One rainy night, as Asura waits for Wakasa outside, he sees her meet Shichiro and together they discuss leaving the village. In a fit of rage born of jealousy, Asura attacks Shichiro with his axe. Horrified by Asura's actions, Wakasa demands that he leave. Once again the boy is forced to wander alone. Shortly after his departure, the village is destroyed by a huge mudslide. The monk witnesses the death and destruction in the village and again stumbles upon Asura. However, this time, Asura speaks in the human tongue he learned from Wakasa, cursing himself and wishing he wasn't born. The monk chops off his own arm, provoking Asura to eat it. However Asura does not understand the monk's intentions and runs away instead.

Meanwhile, food has become even more scarce and Wakasa's father is encouraged to sell her by other villagers, but he refuses. Shichiro provides whatever food he can scrounge for Wakasa. In desperation, he resorts to stealing from other houses while Wakasa and her father lay dying in their home. On seeing Wakasa's condition, Asura kills one of Jito's horses and offers the horse flesh to her and her father, but she refuses to take it, believing it to be human flesh. Jito offers a bounty to capture Asura, and along with the villagers give chase with torches. Alone and afraid, Asura kills Jito and is then chased onto a rope bridge by the villagers. They set fire to the bridge, sending Asura into the river far below.

Winter arrives, covering everything in a blanket of snow. Shichiro and some village boys transport Wakasa's body on a cart, unknowingly passing Asura who somehow survived the fall. Some time later, the voice of the monk is heard talking about the beauty of life as Asura, now matured into an adult and a redeemed Buddhist monk, carves a wooden statue of Buddha. In a post-credit scene, the land is seen rich and fertile again with white doves flying above a city.

==Cast==
- Masako Nozawa as Asura
An orphan who wanders the land eating whatever he can find, including humans. He was first found by a monk and later Wakasa where he was taken care of temporarily. He became infatuated with Wakasa due to her kindness.
- Megumi Hayashibara as Wakasa
A woman who resides in Jito's village. She saved Asura from death and took care of him. She originally planned to leave with Shichiro but was not able due to her own health and her father's.
- Kinya Kitaōji as Monk
A traveling monk who continuously preaches about Buddhism to Asura.

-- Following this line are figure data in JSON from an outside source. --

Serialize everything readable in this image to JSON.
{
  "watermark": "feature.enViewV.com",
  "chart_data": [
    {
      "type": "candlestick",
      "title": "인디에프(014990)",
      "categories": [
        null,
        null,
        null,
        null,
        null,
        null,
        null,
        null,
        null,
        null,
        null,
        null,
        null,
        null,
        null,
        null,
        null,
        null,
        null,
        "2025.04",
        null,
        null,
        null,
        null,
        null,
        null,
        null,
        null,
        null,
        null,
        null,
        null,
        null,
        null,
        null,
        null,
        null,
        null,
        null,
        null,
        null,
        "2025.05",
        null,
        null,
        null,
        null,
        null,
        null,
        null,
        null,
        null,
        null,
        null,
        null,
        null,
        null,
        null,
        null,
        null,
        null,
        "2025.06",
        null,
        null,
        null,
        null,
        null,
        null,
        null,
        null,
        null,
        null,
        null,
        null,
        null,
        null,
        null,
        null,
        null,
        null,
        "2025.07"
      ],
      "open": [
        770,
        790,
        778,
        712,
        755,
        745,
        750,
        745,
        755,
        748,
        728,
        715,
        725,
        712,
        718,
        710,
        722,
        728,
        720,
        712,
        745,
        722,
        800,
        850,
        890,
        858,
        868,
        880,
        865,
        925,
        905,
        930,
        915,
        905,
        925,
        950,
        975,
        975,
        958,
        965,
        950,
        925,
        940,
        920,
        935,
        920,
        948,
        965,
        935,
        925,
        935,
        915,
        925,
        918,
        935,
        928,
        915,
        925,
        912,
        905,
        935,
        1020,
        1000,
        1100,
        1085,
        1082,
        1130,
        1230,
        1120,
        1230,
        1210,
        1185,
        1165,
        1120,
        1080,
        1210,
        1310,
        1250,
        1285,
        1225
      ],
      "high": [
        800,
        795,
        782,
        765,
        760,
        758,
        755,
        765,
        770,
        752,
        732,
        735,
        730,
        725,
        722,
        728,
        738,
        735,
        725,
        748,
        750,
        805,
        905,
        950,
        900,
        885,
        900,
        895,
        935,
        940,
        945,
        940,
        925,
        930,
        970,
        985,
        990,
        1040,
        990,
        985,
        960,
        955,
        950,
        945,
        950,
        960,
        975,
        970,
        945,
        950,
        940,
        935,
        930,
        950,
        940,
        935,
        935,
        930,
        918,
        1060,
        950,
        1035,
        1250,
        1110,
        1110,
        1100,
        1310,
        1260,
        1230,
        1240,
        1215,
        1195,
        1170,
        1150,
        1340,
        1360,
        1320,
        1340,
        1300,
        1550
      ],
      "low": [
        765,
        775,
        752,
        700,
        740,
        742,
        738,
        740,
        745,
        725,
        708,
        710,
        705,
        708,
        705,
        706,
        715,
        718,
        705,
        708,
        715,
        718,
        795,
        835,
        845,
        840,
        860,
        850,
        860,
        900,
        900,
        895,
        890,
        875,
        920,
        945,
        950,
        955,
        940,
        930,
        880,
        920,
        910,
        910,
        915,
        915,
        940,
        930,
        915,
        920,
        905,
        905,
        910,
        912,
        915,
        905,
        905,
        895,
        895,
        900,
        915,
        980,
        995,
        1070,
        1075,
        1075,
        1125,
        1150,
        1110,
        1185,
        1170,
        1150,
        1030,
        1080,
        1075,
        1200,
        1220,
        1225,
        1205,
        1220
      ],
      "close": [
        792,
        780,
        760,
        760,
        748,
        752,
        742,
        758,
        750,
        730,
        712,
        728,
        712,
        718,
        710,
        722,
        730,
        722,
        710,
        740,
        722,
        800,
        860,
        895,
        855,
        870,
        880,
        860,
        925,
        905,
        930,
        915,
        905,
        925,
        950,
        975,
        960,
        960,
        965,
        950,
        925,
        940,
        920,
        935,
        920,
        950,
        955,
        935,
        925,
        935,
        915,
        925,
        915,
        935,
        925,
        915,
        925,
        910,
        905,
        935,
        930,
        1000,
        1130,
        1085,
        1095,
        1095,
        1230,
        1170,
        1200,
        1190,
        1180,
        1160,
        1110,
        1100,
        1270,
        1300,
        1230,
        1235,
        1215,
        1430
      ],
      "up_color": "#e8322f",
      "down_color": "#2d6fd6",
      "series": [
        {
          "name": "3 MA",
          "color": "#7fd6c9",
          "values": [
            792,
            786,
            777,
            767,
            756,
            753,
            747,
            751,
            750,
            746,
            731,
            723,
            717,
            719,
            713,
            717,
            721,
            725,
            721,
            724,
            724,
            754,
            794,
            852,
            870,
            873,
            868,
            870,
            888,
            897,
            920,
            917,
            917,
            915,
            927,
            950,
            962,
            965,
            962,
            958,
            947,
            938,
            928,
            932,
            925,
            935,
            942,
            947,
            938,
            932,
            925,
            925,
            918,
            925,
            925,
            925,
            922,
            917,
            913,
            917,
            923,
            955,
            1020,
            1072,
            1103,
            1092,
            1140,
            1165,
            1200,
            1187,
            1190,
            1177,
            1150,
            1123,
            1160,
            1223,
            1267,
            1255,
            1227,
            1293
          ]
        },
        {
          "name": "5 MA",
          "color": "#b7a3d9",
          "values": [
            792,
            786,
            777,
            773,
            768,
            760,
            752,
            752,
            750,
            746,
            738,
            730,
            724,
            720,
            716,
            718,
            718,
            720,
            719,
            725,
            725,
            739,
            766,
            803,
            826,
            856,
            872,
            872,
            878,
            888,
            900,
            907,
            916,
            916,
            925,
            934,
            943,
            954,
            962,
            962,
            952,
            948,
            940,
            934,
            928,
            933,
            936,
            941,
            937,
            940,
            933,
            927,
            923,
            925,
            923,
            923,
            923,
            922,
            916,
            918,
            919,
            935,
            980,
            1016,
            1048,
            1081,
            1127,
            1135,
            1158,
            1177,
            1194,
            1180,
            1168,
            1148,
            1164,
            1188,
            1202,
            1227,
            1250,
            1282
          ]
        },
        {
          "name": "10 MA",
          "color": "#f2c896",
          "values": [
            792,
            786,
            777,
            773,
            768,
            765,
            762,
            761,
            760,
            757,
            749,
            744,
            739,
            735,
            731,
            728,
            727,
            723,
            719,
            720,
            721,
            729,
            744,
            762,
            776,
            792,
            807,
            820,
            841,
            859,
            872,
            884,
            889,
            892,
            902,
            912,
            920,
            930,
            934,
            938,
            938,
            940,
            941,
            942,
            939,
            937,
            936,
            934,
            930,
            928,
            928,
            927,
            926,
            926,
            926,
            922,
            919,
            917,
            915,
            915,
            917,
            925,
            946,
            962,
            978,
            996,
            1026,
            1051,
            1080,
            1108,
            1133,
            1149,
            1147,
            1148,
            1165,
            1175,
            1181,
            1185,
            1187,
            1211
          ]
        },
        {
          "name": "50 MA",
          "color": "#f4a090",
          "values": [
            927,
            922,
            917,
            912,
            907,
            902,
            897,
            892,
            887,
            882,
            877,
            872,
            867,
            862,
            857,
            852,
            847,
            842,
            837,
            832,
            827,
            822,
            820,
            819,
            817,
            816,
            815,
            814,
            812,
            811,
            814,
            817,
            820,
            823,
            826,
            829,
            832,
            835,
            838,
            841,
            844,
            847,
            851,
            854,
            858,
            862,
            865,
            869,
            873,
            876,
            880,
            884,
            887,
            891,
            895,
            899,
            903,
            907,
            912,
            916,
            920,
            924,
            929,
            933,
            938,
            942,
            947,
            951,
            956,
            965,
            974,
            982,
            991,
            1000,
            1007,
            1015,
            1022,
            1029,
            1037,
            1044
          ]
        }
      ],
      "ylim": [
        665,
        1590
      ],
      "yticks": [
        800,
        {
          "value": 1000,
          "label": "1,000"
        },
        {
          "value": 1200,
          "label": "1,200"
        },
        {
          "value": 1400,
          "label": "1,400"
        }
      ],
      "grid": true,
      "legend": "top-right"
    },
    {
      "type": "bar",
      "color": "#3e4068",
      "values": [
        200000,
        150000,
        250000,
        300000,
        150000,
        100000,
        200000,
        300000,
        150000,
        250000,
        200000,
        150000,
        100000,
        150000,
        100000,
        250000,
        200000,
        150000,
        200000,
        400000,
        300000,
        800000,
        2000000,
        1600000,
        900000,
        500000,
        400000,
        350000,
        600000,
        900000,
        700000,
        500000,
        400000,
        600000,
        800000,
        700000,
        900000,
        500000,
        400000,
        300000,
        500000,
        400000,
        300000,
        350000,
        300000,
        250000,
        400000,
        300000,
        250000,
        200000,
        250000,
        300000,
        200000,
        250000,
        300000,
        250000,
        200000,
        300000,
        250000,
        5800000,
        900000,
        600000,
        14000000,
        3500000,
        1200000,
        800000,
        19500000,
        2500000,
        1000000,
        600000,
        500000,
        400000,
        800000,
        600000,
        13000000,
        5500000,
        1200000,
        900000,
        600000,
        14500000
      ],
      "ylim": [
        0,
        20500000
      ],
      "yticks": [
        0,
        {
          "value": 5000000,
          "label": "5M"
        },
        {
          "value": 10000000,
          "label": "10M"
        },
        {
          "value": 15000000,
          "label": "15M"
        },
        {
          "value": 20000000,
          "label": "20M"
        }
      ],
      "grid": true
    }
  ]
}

At the end, it was indicated that he took Asura in and changes him.
- Tesshō Genda as Jitō
The village leader who chased Asura off a cliff. He is later killed when Asura ambushed him.
- Hiroaki Hirata as Shichiro
Wakasa's love interest; he convinced Wakasa to leave the village. Shichiro resorted to stealing food for Wakasa and was punished for it. He is seen carrying Wakasa's corpse to her burial place after she apparently died of starvation.

==Production==
Director Keiichi Sato was influenced to send a life-affirming message to those who found themselves without the will to live following the events of the natural disasters that hit Japan in 2011.

This film was produced using Hybrid animation, a new technique Toei Animation developed mimicking "watercolors in motion". The characters are animated in CGI, while the backgrounds are painted in the traditional way.